Had a good time with D1 today. Took her to the mall, then went to visit some family I have in the area. She had a great time, picked her up some glazed donuts she tore into pretty good.
Pickup/Delivery went fine with W/MIL. They seem to be trying to kill me with kindness now - and meanwhile I turn around and do the same.
Nobody has once mentioned the psychological stuff... it is as if they are in denial they actually have to do that. Even W's attorney doesn't talk about it.
Bizarre.
"You can't reason someone out of a position they didn't reason themselves into."
Had a good time with D1 today. Took her to the mall, then went to visit some family I have in the area. She had a great time, picked her up some glazed donuts she tore into pretty good.
Or, as we call 'em when the red neon light is on, "FAT NOW!"

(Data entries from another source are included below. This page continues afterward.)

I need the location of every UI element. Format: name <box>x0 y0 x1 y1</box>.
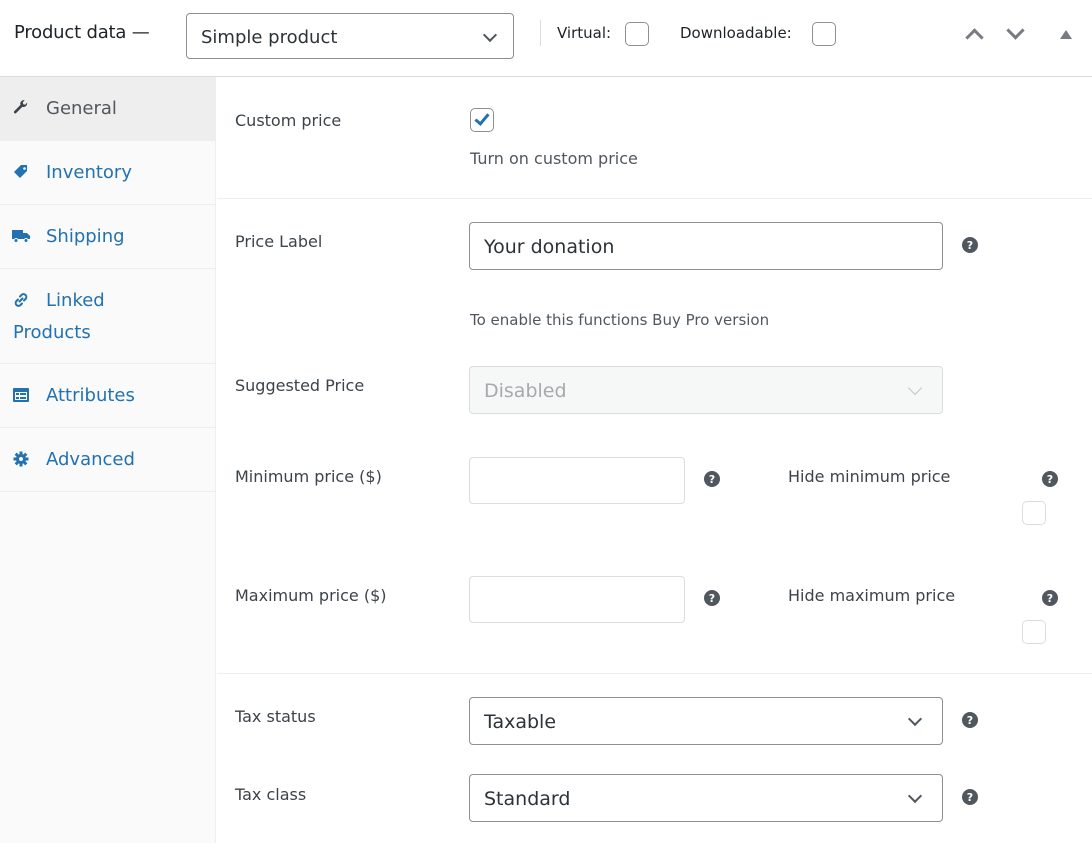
hide-maximum-price-label: Hide maximum price <box>788 586 956 605</box>
hide-maximum-price-checkbox[interactable] <box>1022 620 1046 644</box>
chevron-down-icon <box>482 27 498 43</box>
suggested-price-select: Disabled <box>469 366 943 414</box>
tab-advanced[interactable]: Advanced <box>0 428 215 492</box>
hide-minimum-price-checkbox[interactable] <box>1022 501 1046 525</box>
custom-price-description: Turn on custom price <box>470 149 638 168</box>
maximum-price-input[interactable] <box>469 576 685 623</box>
help-icon[interactable]: ? <box>704 471 720 487</box>
product-type-select[interactable]: Simple product <box>186 13 514 59</box>
downloadable-label: Downloadable: <box>680 24 792 42</box>
tab-general[interactable]: General <box>0 77 215 141</box>
tab-shipping[interactable]: Shipping <box>0 205 215 269</box>
price-label-input[interactable]: Your donation <box>469 222 943 270</box>
gear-icon <box>12 450 30 468</box>
product-data-tabs: General Inventory Shipping Linked Produc… <box>0 77 216 843</box>
tab-linked-products[interactable]: Linked Products <box>0 269 215 364</box>
help-icon[interactable]: ? <box>1042 590 1058 606</box>
help-icon[interactable]: ? <box>962 237 978 253</box>
minimum-price-label: Minimum price ($) <box>235 467 382 486</box>
help-icon[interactable]: ? <box>962 712 978 728</box>
tax-status-value: Taxable <box>484 711 557 733</box>
link-icon <box>12 291 30 309</box>
downloadable-checkbox[interactable] <box>812 22 836 46</box>
tab-label-line1: Linked <box>46 290 105 311</box>
tag-icon <box>12 163 30 181</box>
chevron-down-icon <box>907 788 923 804</box>
price-label-value: Your donation <box>484 236 615 258</box>
move-down-icon[interactable] <box>1006 21 1025 40</box>
product-data-header: Product data — Simple product Virtual: D… <box>0 0 1092 77</box>
help-icon[interactable]: ? <box>704 590 720 606</box>
suggested-price-label: Suggested Price <box>235 376 365 395</box>
tab-attributes[interactable]: Attributes <box>0 364 215 428</box>
collapse-toggle-icon[interactable] <box>1060 30 1072 39</box>
tax-class-select[interactable]: Standard <box>469 774 943 822</box>
tab-label: General <box>46 98 117 119</box>
truck-icon <box>12 227 30 245</box>
hide-minimum-price-label: Hide minimum price <box>788 467 951 486</box>
virtual-label: Virtual: <box>557 24 612 42</box>
minimum-price-input[interactable] <box>469 457 685 504</box>
tab-label: Attributes <box>46 385 135 406</box>
pro-notice: To enable this functions Buy Pro version <box>470 311 770 329</box>
tab-label-line2: Products <box>13 322 91 343</box>
tab-label: Advanced <box>46 449 135 470</box>
tab-label: Inventory <box>46 162 132 183</box>
chevron-down-icon <box>907 380 923 396</box>
section-divider <box>217 198 1092 199</box>
tab-inventory[interactable]: Inventory <box>0 141 215 205</box>
list-icon <box>12 386 30 404</box>
tab-label: Shipping <box>46 226 125 247</box>
wrench-icon <box>12 99 30 117</box>
divider <box>540 20 541 46</box>
help-icon[interactable]: ? <box>962 789 978 805</box>
help-icon[interactable]: ? <box>1042 471 1058 487</box>
checkmark-icon <box>474 110 490 126</box>
custom-price-checkbox[interactable] <box>470 108 494 132</box>
virtual-checkbox[interactable] <box>625 22 649 46</box>
move-up-icon[interactable] <box>965 28 984 47</box>
price-label-label: Price Label <box>235 232 323 251</box>
suggested-price-value: Disabled <box>484 380 567 402</box>
product-type-value: Simple product <box>201 27 338 48</box>
tax-status-label: Tax status <box>235 707 316 726</box>
section-divider <box>217 673 1092 674</box>
custom-price-label: Custom price <box>235 111 342 130</box>
chevron-down-icon <box>907 711 923 727</box>
maximum-price-label: Maximum price ($) <box>235 586 387 605</box>
panel-title: Product data — <box>14 22 150 43</box>
tax-class-value: Standard <box>484 788 571 810</box>
tax-class-label: Tax class <box>235 785 307 804</box>
tax-status-select[interactable]: Taxable <box>469 697 943 745</box>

I started to break down for the first time since the separation while I was in my IC session today. I was speaking with my therapist and she asked me what I would say to W since I had iterated it was pointless to discuss anything with her because she didn't have remorse or thoughts of anyone but herself.

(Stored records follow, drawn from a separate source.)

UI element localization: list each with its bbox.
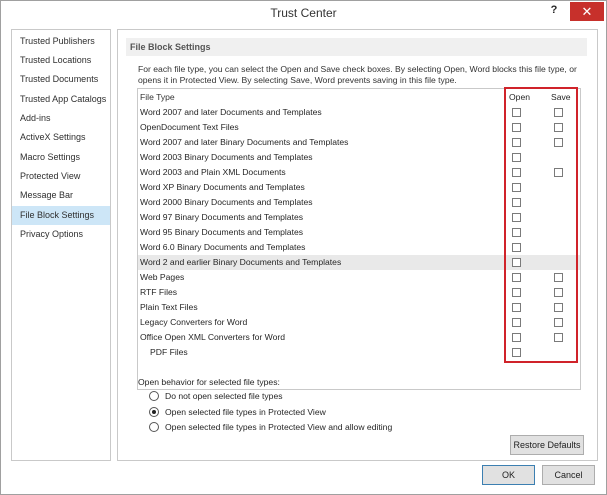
sidebar-item-trusted-locations[interactable]: Trusted Locations [12,51,110,70]
save-checkbox[interactable] [554,318,563,327]
radio-button-selected[interactable] [149,407,159,417]
open-behavior-label: Open behavior for selected file types: [138,377,280,387]
close-button[interactable]: ✕ [570,2,604,21]
open-checkbox[interactable] [512,153,521,162]
table-row: OpenDocument Text Files [138,120,580,135]
section-title: File Block Settings [126,38,587,56]
open-checkbox[interactable] [512,213,521,222]
file-type-label: Word 2000 Binary Documents and Templates [140,197,313,207]
table-row: Word 2007 and later Documents and Templa… [138,105,580,120]
file-type-label: Word 6.0 Binary Documents and Templates [140,242,306,252]
open-checkbox[interactable] [512,183,521,192]
file-type-label: PDF Files [150,347,188,357]
dialog-title: Trust Center [270,6,337,20]
table-row: Word 2007 and later Binary Documents and… [138,135,580,150]
save-checkbox[interactable] [554,288,563,297]
save-column-header: Save [551,92,571,102]
file-type-label: Word 2007 and later Binary Documents and… [140,137,349,147]
radio-label: Open selected file types in Protected Vi… [165,422,393,432]
file-type-header: File Type [140,92,175,102]
file-type-label: Word 2007 and later Documents and Templa… [140,107,322,117]
open-checkbox[interactable] [512,303,521,312]
sidebar-item-activex-settings[interactable]: ActiveX Settings [12,128,110,147]
file-type-label: RTF Files [140,287,178,297]
save-checkbox[interactable] [554,333,563,342]
table-row: Word 6.0 Binary Documents and Templates [138,240,580,255]
description: For each file type, you can select the O… [138,64,588,86]
file-type-label: Word 97 Binary Documents and Templates [140,212,304,222]
sidebar-item-protected-view[interactable]: Protected View [12,167,110,186]
sidebar-item-macro-settings[interactable]: Macro Settings [12,148,110,167]
open-checkbox[interactable] [512,123,521,132]
sidebar-item-trusted-app-catalogs[interactable]: Trusted App Catalogs [12,90,110,109]
restore-defaults-button[interactable]: Restore Defaults [510,435,584,455]
table-row: Plain Text Files [138,300,580,315]
description-line: For each file type, you can select the O… [138,64,577,74]
ok-button[interactable]: OK [482,465,535,485]
open-checkbox[interactable] [512,138,521,147]
file-type-table: File Type Open Save Word 2007 and later … [137,88,581,390]
table-row: RTF Files [138,285,580,300]
save-checkbox[interactable] [554,303,563,312]
sidebar-item-add-ins[interactable]: Add-ins [12,109,110,128]
open-checkbox[interactable] [512,228,521,237]
open-checkbox[interactable] [512,333,521,342]
sidebar: Trusted Publishers Trusted Locations Tru… [11,29,111,461]
table-row: Word 2003 Binary Documents and Templates [138,150,580,165]
table-row: Word 2003 and Plain XML Documents [138,165,580,180]
file-type-label: Word 2 and earlier Binary Documents and … [140,257,342,267]
file-type-label: Word 2003 Binary Documents and Templates [140,152,313,162]
title-bar: Trust Center ? ✕ [1,1,606,25]
file-type-label: Web Pages [140,272,185,282]
sidebar-item-privacy-options[interactable]: Privacy Options [12,225,110,244]
trust-center-dialog: Trust Center ? ✕ Trusted Publishers Trus… [0,0,607,495]
table-row: Word 97 Binary Documents and Templates [138,210,580,225]
save-checkbox[interactable] [554,273,563,282]
open-checkbox[interactable] [512,258,521,267]
file-type-label: Word 2003 and Plain XML Documents [140,167,286,177]
help-button[interactable]: ? [546,4,562,20]
open-checkbox[interactable] [512,318,521,327]
table-row: Legacy Converters for Word [138,315,580,330]
sidebar-item-trusted-publishers[interactable]: Trusted Publishers [12,32,110,51]
open-checkbox[interactable] [512,243,521,252]
table-row[interactable]: Word 2 and earlier Binary Documents and … [138,255,580,270]
open-checkbox[interactable] [512,198,521,207]
sidebar-item-trusted-documents[interactable]: Trusted Documents [12,70,110,89]
file-type-label: Word 95 Binary Documents and Templates [140,227,304,237]
open-checkbox[interactable] [512,273,521,282]
sidebar-item-file-block-settings[interactable]: File Block Settings [12,206,110,225]
save-checkbox[interactable] [554,168,563,177]
radio-label: Do not open selected file types [165,391,283,401]
save-checkbox[interactable] [554,108,563,117]
radio-button[interactable] [149,391,159,401]
table-row: Word XP Binary Documents and Templates [138,180,580,195]
main-panel: File Block Settings For each file type, … [117,29,598,461]
file-type-label: Word XP Binary Documents and Templates [140,182,305,192]
table-header: File Type Open Save [138,90,580,105]
sidebar-item-message-bar[interactable]: Message Bar [12,186,110,205]
description-line: opens it in Protected View. By selecting… [138,75,457,85]
save-checkbox[interactable] [554,123,563,132]
open-checkbox[interactable] [512,168,521,177]
open-column-header: Open [509,92,531,102]
radio-button[interactable] [149,422,159,432]
table-row: Web Pages [138,270,580,285]
file-type-label: OpenDocument Text Files [140,122,239,132]
table-row: Word 2000 Binary Documents and Templates [138,195,580,210]
save-checkbox[interactable] [554,138,563,147]
radio-label: Open selected file types in Protected Vi… [165,407,326,417]
file-type-label: Plain Text Files [140,302,198,312]
open-checkbox[interactable] [512,288,521,297]
open-checkbox[interactable] [512,108,521,117]
close-icon: ✕ [581,4,593,19]
file-type-label: Legacy Converters for Word [140,317,248,327]
table-row: Office Open XML Converters for Word [138,330,580,345]
table-row: PDF Files [138,345,580,360]
file-type-label: Office Open XML Converters for Word [140,332,286,342]
table-row: Word 95 Binary Documents and Templates [138,225,580,240]
cancel-button[interactable]: Cancel [542,465,595,485]
open-checkbox[interactable] [512,348,521,357]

I tried to start the hypothetical conversation several times but failed... then ended up discussing how this was going to affect my children. Then I just stopped talking and had to compose myself. My eyes welled up a bit, but I managed to hold it back and get things back under control. I am human at least...
I'm not certain what road things are taking... we are around 18 days from the trial date the judge set. We are 6 days from W's last deposition date. If she skips this one I'm just going to focus on filing a request for admissions because that would at least give them a time limit (30 days) to get discovery information in order or else the items in the request for admissions would be deemed "admitted."
Everything seems to be going my way... but in the end the court process is fairly impotent at first. I imagine the next week will set the tone. I want to get things in front of the judge a.s.a.p. despite my lawyer's objections. We aren't doing the discovery footsy dance indefinitely.
"You can't reason someone out of a position they didn't reason themselves into."
I tried to start the hypothetical conversation several times but failed... then ended up discussing how this was going to affect my children. Then I just stopped talking and had to compose myself. My eyes welled up a bit, but I managed to hold it back and get things back under control. I am human at least.../quote]
Saw D1 this morning. She was playing with the other kids, some of whom kept coming up to me and wanting to hand me various toys. D1 started getting agitated with them and kept coming up to hug me.
Saw W this morning... not sure if she is pregnant or just getting big all around. Definitely weight gain... which is very noticeable since she is only 5'1".
17 days 22 hours 44 minutes until the trial date the Judge set. Thus far: No attempt by W or her attorney to complete the psych eval. It is probably too late now for her to do so in time for trial. No attempt by W or her attorney to appear at deposition. Last possible date is June 30.
Right now I'm at the mercy of the delay machine... just going to have to see how things proceed with legal maneuvers.
"You can't reason someone out of a position they didn't reason themselves into."